Exit les suicides collectifs et les statues géantes, les gourous next gen se sont fait guérisseurs. Et c’est pas mieux.

Non, les nerds en tongs de la Silicon Valley ne sont pas les gars les plus innovants du monde. Pas plus que les Instagramers ne sont les plus au fait des dernières tendances. En termes de capacité de renouvellement, ni les uns, ni les autres n’ont réussi à égaler les gourous de sectes.

Certes, la version « multinationale » a vécu : les Madarom et autres Réaliens ont perdu en influence. Mais les businessmen de l’angoisse existentielle se sont réinventés : désormais, le monde des sectes est éclaté, structuré en « un ensemble de groupes plus petits, plus discrets, mais présents dans tous les champs de la société. À commencer par la santé », explique Serge Blisko, le médecin à la tête de la Mission interministérielle de vigilance et de lutte contre les dérives sectaires (Miviludes). Et de préciser : « Ils proposent une offre alternative à la médecine. Cela peut prendre la forme de régimes alimentaires, psychothérapies diverses voire de coaching ». Et ça marche : 46 % des « demandes d’avis » reçues par la Miviludes concernent des pratiques à caractère médical. Ce qui est plutôt inquiétant. Car si vénérer un Christ Cosmique n’est pas mortel à court terme, arrêter ses traitements pour boire du pipi, ou essayer de vaincre un cancer à la seule force du mental, peut avoir des conséquences désastreuses.

Bien sûr, à une époque où l’on se méfie des vaccins, de l’industrie pharmaceutique et de la composition du pinard, rien de surprenant à ce que les nouveaux gourous surfent sur nos inquiétudes sanitaires. Sauf qu’ils ont pris ce virage il y a 20 ans. À une époque où les publicitaires ne pensaient qu’à vendre des plats tout-prêts et des barres chocolatés à des humains pressés qui plaçaient la réussite sociale bien au-dessus du bien-être. Bref, bien avant tout le monde, ils ont transformé la remise en cause des institutions, la déshumanisation de la médecine hospitalière et un profond besoin d’être rassuré, en business florissant.

Ce constat fait, rappelons quand même que le commerce des soins est aussi vieux que l’humanité elle-même. De même que la science, par essence, avance en permanence et finit parfois par avaliser ce qu’elle méprisait quelques années auparavant. Et donc que toutes les méthodes dites parallèles ne sont pas des charlataneries. En fait, le ministère de la Santé – pas vraiment connu pour son progressisme sur le sujet – propose même des fiches détaillant les plus prometteuses.

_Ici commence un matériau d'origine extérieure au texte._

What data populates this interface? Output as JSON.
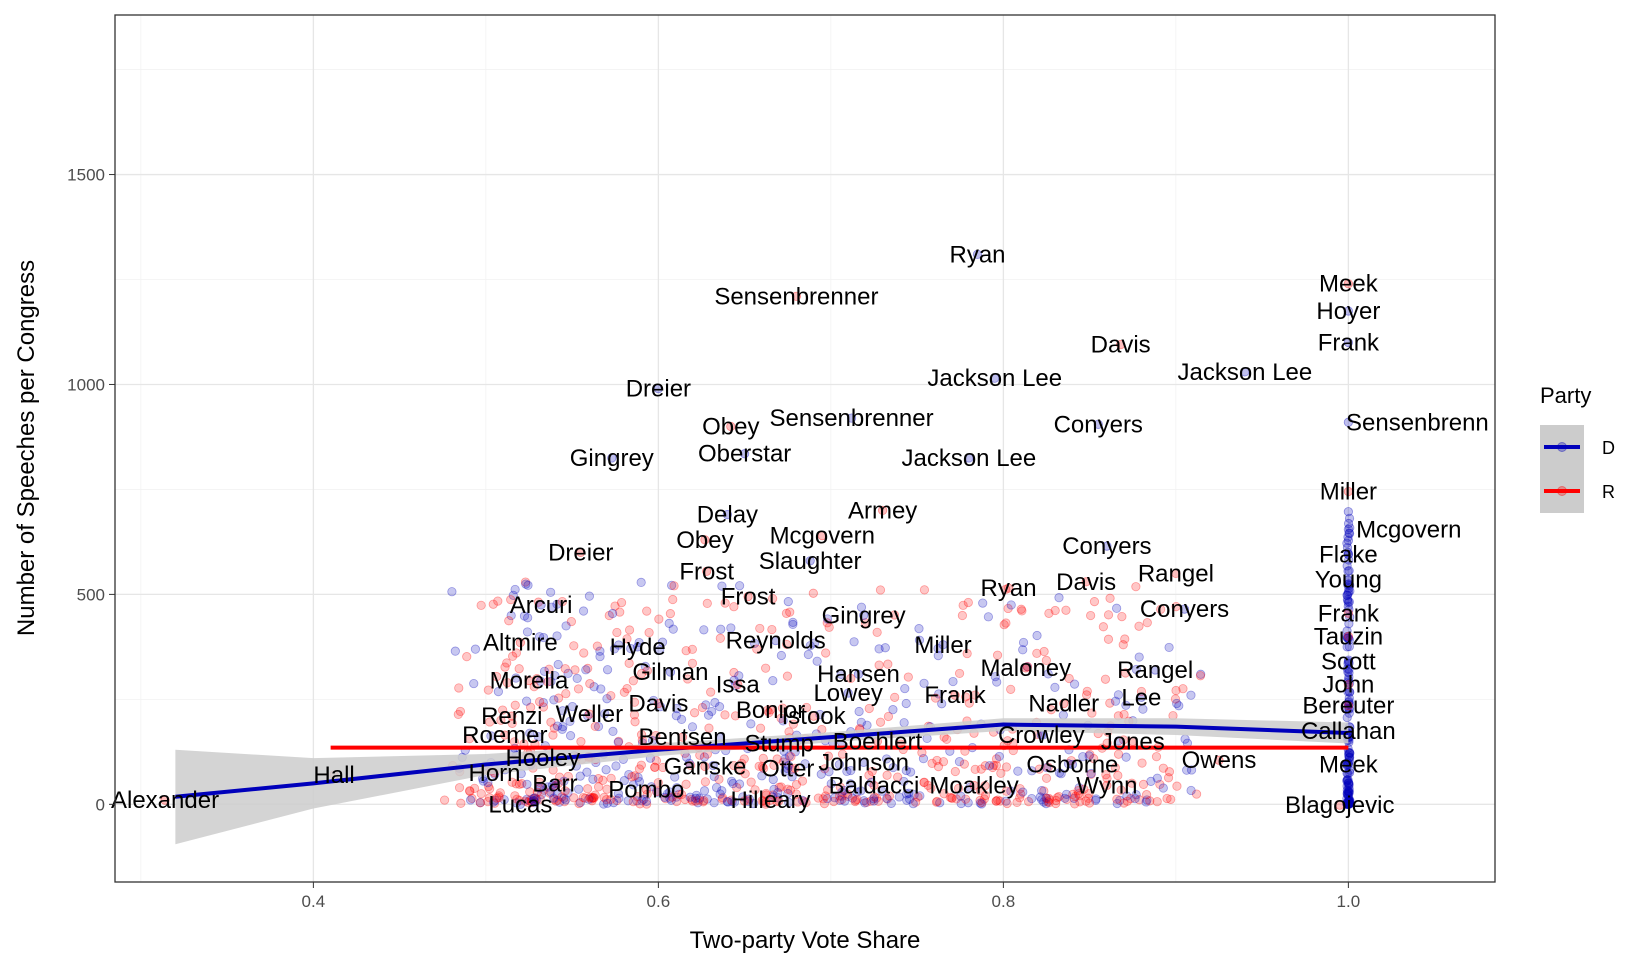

Mais arrêtons-nous plutôt sur les autres. Celles qui dépouillent et qui mettent sous influence. Et qui ont, entre autres, tué Domizzio Danieli en l’incitant à refuser de traiter son cancer du cerveau ou cette Néerlandaise prénommée Jeannette en lui conseillant d’arrêter totalement de s’alimenter.

Plaie n°1 : ceux pour qui « Tout est dans ta tête, tu sais… »

Décodage biologique, biologie totale ou encore psycho-bio-thérapie, nombreuses sont les pratiques dérivant de l’idée suivante : la maladie, c’est dans la tête. En langage plus scientifico-compatible, cela revient à dire que les souffrances physiques sont causées par un conflit ou un choc psychologique. Et comme vous n’êtes pas foutus de le régler, il salope l’organe relié à la partie du cerveau concernée. En clair, si vous avez un cancer, c’est de votre faute. On appréciera la délicatesse des mecs qui, en plus de vous dépouiller et de vous dire d’arrêter votre chimio, n’hésitent pas à vous culpabiliser.

Sans surprise, ça leur a d’ailleurs couté quelques ennuis avec la Justice. « Ryke Geerd Hamer, l’homme à l’origine de la théorie derrière ces différents courants, a été condamné en 2004 à trois ans de prison ferme pour escroquerie et complicité d’exercice illégal de la médecin », rappelle Serge Blisko.

Surtout, ce dernier dénonce la dangerosité absolue de ces théories quand elles sont appliquées à des patients atteints de maladies mortelles : « Il n’y a absolument aucune preuve, aucune étude, allant dans ce sens. Rien. Et même s’il existe des cas rarissimes de rémissions spontanées, il y a surtout une quasi-totalité de cas où il n’y a pas de miracle. C’est pour cela que nos cimetières et nos hôpitaux sont remplis de gens qui ne sont pas parvenus à se guérir par eux-mêmes ». Bien sûr, votre vie vous appartient et libre à vous de miser sur les accidents statistiques.

Plaie n°2 : les gourous de l’assiette

C’est indéniable, il y a un lien entre notre santé et notre alimentation. Et comme nous en sommes plus conscients que jamais, une flopée de guérisseurs autoproclamés propose de nous guérir avec de la bouffe. Le plus souvent des légumes et des fruits. Là encore, si vous n’avez rien de grave, vous ne risquez pas beaucoup plus qu’une bonne grosse coulante. Par contre, si vous remplacez la chimio, la trithérapie ou les injections d’insuline par des carottes crues, ça risque de mal finir. D’autant que, selon Serge Blisko, aucun régime ne peut s’appliquer à tous. Il suffit de regarder à quel point nous sommes inégaux face à la bouffe pour le comprendre : « La réalité, c’est que nous sommes encore au début de la recherche sur la nutrition. De plus, sans analyse de sang, sans recherche approfondie sur le patient concerné, et donc sans notion de médecine profonde, il est impossible d’établir un régime adapté à la santé de quelqu’un. »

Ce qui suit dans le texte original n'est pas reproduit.